FAST EINE WEIHNACHTSGESCHICHTE

Scherben halten die Kindheitserinnerung lebendig.


Vor Weihnachten kam ein Freund zu Besuch, der ein außergewöhliches Anliegen hatte. In einer Schachtel übergab er die traurigen Scherben eines alten Tellers mit der ernst gemeinten Bitte, die Restaurierung des Tellers zu organisieren. Weil nach unserer Erfahrung eine Restaurierung ein sinnvolles Verhältnis zum materiellen oder auch ideelen Wert erfordert, fragten wir nach der Geschichte des Tellers. Die Geschichte rührte uns regelrecht. Sie zeigt, das die Dinge, mit denen sich Menschen umgeben, oft einen emotionalen Aspekt haben, den man nicht vermutet und den man schon gar nicht verallgemeinern kann:

Die Ehefrau unseres Freundes hatte als Kind den Teller bekommen und über viele Jahre in Gebrauch. Eines Tages fiel der Teller zu Boden und zerbrach. Sie sammelte die Scherben alle ein und bewahrte sie auf. Sie brachte die Scherben später mit in die Ehe, weil sie nicht die Erinnerung an ihre Kindheit wegwerfen wollte. Irgendwann restaurierte das Paar den Teller und hielt ihn weiter in Ehren. Zu ihrem Bedauern ging der Teller aber erneut zu Bruch. Die Schwiegermutter fühlte sich veranlasst eine ungebetene Empfehlung abzugeben und meinte, die ollen, wertlosen Scherben sollen doch weggeworfen werden. Damit löste sie eine kleine Familienkrise aus. Aber ... wieder wurden die Scherben über Jahre aufbewahrt.

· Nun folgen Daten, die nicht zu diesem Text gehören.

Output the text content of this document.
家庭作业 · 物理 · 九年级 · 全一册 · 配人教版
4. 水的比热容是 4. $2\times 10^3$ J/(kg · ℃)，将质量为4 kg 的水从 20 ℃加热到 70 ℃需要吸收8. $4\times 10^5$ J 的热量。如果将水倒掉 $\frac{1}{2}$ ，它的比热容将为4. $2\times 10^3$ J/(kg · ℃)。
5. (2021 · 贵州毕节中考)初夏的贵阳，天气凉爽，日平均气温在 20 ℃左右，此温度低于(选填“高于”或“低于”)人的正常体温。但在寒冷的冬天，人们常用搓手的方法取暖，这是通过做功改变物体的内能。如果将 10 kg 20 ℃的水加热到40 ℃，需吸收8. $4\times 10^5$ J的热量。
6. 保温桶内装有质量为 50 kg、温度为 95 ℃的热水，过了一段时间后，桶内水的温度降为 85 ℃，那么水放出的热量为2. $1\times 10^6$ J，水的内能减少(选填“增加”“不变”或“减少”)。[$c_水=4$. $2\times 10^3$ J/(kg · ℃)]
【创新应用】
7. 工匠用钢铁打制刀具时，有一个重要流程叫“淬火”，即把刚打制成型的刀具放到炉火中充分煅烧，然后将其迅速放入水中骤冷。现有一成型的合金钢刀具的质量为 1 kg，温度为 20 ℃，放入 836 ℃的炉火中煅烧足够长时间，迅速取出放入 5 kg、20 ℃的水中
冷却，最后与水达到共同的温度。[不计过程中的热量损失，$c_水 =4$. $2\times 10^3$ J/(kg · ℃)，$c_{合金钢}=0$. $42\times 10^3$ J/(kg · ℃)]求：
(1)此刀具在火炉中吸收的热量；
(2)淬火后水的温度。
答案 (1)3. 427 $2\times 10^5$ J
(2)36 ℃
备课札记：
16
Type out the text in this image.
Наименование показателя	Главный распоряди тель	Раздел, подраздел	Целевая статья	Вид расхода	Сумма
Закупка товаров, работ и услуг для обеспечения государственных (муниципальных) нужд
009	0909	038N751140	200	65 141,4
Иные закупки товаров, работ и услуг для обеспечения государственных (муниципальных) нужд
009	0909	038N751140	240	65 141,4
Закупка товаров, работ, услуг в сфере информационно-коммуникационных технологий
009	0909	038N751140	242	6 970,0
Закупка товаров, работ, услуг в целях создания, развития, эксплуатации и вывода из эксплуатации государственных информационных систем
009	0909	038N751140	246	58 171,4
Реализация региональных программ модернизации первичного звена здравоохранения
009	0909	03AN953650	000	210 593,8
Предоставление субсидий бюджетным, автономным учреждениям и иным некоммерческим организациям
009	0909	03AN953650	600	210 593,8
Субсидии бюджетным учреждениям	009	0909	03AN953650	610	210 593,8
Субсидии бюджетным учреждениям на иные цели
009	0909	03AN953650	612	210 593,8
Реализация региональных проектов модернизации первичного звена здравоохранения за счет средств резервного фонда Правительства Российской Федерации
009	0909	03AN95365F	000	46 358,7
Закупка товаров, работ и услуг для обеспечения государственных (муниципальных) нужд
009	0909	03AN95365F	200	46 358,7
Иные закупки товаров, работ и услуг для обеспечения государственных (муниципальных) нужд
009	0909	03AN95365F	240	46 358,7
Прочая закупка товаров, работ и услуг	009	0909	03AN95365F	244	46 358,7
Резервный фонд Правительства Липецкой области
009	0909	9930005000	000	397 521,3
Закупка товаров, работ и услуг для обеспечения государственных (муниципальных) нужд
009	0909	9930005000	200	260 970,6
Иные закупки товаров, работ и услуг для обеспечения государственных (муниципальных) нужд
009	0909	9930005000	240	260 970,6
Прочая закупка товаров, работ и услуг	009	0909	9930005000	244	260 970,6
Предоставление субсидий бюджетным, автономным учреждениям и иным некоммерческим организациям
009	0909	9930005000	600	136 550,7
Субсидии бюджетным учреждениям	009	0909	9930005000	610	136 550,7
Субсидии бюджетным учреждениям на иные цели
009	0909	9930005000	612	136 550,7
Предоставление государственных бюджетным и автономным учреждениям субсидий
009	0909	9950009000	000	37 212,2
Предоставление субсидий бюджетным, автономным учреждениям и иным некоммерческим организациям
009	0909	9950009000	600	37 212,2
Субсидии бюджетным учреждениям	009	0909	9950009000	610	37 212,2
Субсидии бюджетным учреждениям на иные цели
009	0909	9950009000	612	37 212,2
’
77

Scherben eines Lieblingstellers
Scherben eines Lieblingstellers

Gedanken während der Hilfeleistung

Selbstverständlich versuchen wir die Bitte des Freundes zu erfüllen. Bei genauer Berachtung des Tellers kommt Erstaunliches zum Vorschein, das uns erwähnenswert scheint. Der Struwwelpeterteller - Sie haben unschwer das Struwwelpetermotiv erkannt - hat auf seiner Rückseite die Prägung "RJR 325/2" mit der erhabenen Schildmarke aus der Zeit ab 1880. Es handelt sich bei der Form um einen sehr frühen Entwurf, aus der Zeit vor 1870. Die Direktionsliste aus dem entsprechenden Zeitraum bezeichnet wie folgt: "No. 325 Teller, englisch, flach und tief, Größe 2, ausgemaltes Druckmuster, Preis 42 Pfg."

Prägung RJR325/2 und erhabene Schildmarke
Prägung RJR325/2 und erhabene Schildmarke

Das Buch "Der Struwwelpeter" erschien erstmals 1845, war sehr erfolgreich und erschien 1876 in der 100. Auflage. Wie passt das zeitlich zusammen? Der Teller wurde mit dem Dekor nach 1880 hergestellt; der Bindenschild als Prägung taucht erst ab diesem Zeitpunkt auf. Für die heutigen Zeitgenossen bleibt es sehr verwunderlich, dass ein Design einen Zeitraum von, sagen wir mal, 25 Jahren übersteht und eine erfolgreiche Literatur erst nach mehr als 30 Jahren zu einem Lizenzprodukt wird und im Merchandising landet - dazu noch mit veraltetem Grafikdesign.

Motivausschnitt Teller Motivausschnitt Buch Auflage 1876
Motivausschnitt Teller Motivausschnitt Struwwelpeter von 1876

... und die "Moral" von der Geschichte?

Der Struwwelpeter hat 168 Jahre überdauert und prosperiert immer weiter. Er ist als literarisches Kulturgut in unserem Kulturkreis fest verankert und erfreut heute noch in dieser oder jener Interpretation. Wie steht es um die Keramik im Vergleich dazu? Die Wächtersbacher Steingutfabrik hat keine 180 Jahre geschafft. Sie ist nicht mehr existent - lediglich der Markenname ist noch da. Die heutigen Teller anderer Hersteller tragen auch Lizenzprodukte - heute eher Comics oder Mangas - weniger zur Dekoration, eher zur Verkaufsförderung. Die heiss begehrten Motive werden halbjährlich aktualisiert, der Mode angepasst, konsumiert, dann weggeworfen. Ein einfacher Teller, der 120 Jahre in einer Familie existiert und bewahrt wird ist heute nicht mehr vorstellbar und deshalb eine bewundernswerte Rarität.